I am going to try and advance the dialogue here a bit even though this is my question. It's been 6 months since I asked this and unfortunately no complete answers have been given I will try and summarize what I have gathered thus far and see if anyone can elaborate on remaining issues. Please excuse the lengthy answer, but I see no other way...

First, I will demonstrate several approaches using a possibly better synthetic data set. It comes from a paper by Beckers and Rixon (2003) illustrating the use of an algorithm for conducting EOF on gappy data. I have reproduced the algorithm in R if anyone is interested (link).

Synthetic data set:

#color palette
pal <- colorRampPalette(c("blue", "cyan", "yellow", "red"))

#Generate data
m=50
n=100
frac.gaps <- 0.5 # the fraction of data with NaNs
N.S.ratio <- 0.25 # the Noise to Signal ratio for adding noise to data

x <- (seq(m)*2*pi)/m
t <- (seq(n)*2*pi)/n


#True field
Xt <- 
 outer(sin(x), sin(t)) + 
 outer(sin(2.1*x), sin(2.1*t)) + 
 outer(sin(3.1*x), sin(3.1*t)) +
 outer(tanh(x), cos(t)) + 
 outer(tanh(2*x), cos(2.1*t)) + 
 outer(tanh(4*x), cos(0.1*t)) + 
 outer(tanh(2.4*x), cos(1.1*t)) + 
 tanh(outer(x, t, FUN="+")) + 
 tanh(outer(x, 2*t, FUN="+"))

Xt <- t(Xt)
image(Xt, col=pal(100))

#Noise field
set.seed(1)
RAND <- matrix(runif(length(Xt), min=-1, max=1), nrow=nrow(Xt), ncol=ncol(Xt))
R <- RAND * N.S.ratio * Xt

#True field + Noise field
Xp <- Xt + R
image(Xp, col=pal(100))

enter image description here

So, the true data field Xtis comprised of 9 signals and I have added some noise to it to create the observed field Xp, which will be used in the examples below. The EOFs are determined as such:

EOF

#make covariance matrix
C <- t(Xp) %*% Xp #cov(Xp)
image(C)

#Eigen decomposition
E <- svd(C)

#EOFs (U) and associated Lambda (L) 
U <- E$u
L <- E$d

#projection of data onto EOFs (U) to derive principle components (A)
A <- Xp %*% U

Following the example that I used in my original example, I will determine "significant" EOFs via North's rule of thumb.

North's Rule of Thumb

Lambda_err <- sqrt(2/dim(Xp)[2])*L
upper.lim <- L+Lambda_err
lower.lim <- L-Lambda_err
NORTHok=0*L
for(i in seq(L)){
    Lambdas <- L
    Lambdas[i] <- NaN
    nearest <- which.min(abs(L[i]-Lambdas))
    if(nearest > i){
        if(lower.lim[i] > upper.lim[nearest]) NORTHok[i] <- 1
    }
    if(nearest < i){
        if(upper.lim[i] < lower.lim[nearest]) NORTHok[i] <- 1
    }
}
n_sig <- min(which(NORTHok==0))-1
n_sig

plot(L[1:20],log="y", ylab="Lambda (dots) and error (vertical lines)", xlab="EOF")
segments(x0=seq(L), y0=L-Lambda_err, x1=seq(L), y1=L+Lambda_err)
abline(v=n_sig+0.5, col=2, lty=2)
text(x=n_sig, y=mean(L[1:10]), labels="North's Rule of Thumb", srt=90, col=2)

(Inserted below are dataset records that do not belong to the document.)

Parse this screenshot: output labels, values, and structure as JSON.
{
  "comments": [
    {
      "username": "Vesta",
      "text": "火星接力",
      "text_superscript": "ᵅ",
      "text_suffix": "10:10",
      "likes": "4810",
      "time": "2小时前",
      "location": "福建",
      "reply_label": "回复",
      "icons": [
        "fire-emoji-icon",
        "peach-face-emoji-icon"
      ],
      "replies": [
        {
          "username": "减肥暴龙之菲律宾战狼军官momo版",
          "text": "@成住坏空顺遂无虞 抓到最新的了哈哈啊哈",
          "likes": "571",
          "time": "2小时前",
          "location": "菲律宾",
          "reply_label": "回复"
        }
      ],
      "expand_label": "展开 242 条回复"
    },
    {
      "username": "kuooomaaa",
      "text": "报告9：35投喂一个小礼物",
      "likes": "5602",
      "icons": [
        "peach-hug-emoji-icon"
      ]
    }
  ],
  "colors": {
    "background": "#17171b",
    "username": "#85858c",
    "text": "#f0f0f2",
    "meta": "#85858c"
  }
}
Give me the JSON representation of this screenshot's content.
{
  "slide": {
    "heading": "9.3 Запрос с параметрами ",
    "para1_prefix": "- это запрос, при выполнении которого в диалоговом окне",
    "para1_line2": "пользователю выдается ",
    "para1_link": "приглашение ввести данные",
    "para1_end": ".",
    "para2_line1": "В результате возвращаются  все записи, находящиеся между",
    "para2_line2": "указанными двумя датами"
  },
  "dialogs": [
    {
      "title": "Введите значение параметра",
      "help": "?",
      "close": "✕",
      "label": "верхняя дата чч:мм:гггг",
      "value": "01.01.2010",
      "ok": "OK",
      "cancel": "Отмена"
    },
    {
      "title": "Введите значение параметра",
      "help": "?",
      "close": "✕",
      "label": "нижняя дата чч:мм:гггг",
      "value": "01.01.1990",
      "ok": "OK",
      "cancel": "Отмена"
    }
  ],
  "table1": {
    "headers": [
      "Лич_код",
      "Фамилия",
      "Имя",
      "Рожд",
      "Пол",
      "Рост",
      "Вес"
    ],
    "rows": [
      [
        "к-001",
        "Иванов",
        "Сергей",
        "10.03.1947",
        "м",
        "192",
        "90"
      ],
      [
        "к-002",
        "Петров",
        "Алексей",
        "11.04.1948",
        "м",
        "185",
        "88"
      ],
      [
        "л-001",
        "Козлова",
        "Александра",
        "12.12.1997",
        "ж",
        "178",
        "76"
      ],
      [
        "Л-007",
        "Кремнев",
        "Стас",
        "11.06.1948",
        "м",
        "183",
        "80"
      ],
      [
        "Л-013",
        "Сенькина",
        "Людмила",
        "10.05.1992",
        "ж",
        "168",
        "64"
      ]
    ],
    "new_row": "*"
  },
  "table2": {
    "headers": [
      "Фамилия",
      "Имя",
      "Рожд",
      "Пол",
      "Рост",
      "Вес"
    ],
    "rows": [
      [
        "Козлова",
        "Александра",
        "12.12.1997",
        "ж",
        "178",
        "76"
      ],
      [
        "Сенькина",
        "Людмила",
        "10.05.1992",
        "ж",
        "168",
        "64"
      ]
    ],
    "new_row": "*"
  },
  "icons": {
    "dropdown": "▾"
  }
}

enter image description here

Since the Lambda values of 2:4 are very close to each other in amplitude, these are deemed insignificant by the rule of thumb - i.e. their respective EOF patterns might overlap and mix given their similar amplitudes. This is unfortunate given that we know that 9 signals actually exist in the field.

A more subjective approach is to view the log-transformed Lambda values ("Scree plot") and to then fit a regression to the trailing values. One then can determine visually at what level the lambda values lie above this line:

Scree plot

ntrail <- 35
tail(L, ntrail)
fit <- lm(log(tail(L, ntrail)) ~ seq(length(L)-ntrail+1, length(L)))
plot(log(L))
abline(fit, col=2)

enter image description here

So, the 5 leading EOFs lie above this line. I have tried this example when Xp has no additional noise added and the results reveal all 9 original signals. So, the insignificance of EOFs 6:9 is due to the fact that their amplitude is lower than the noise in the field.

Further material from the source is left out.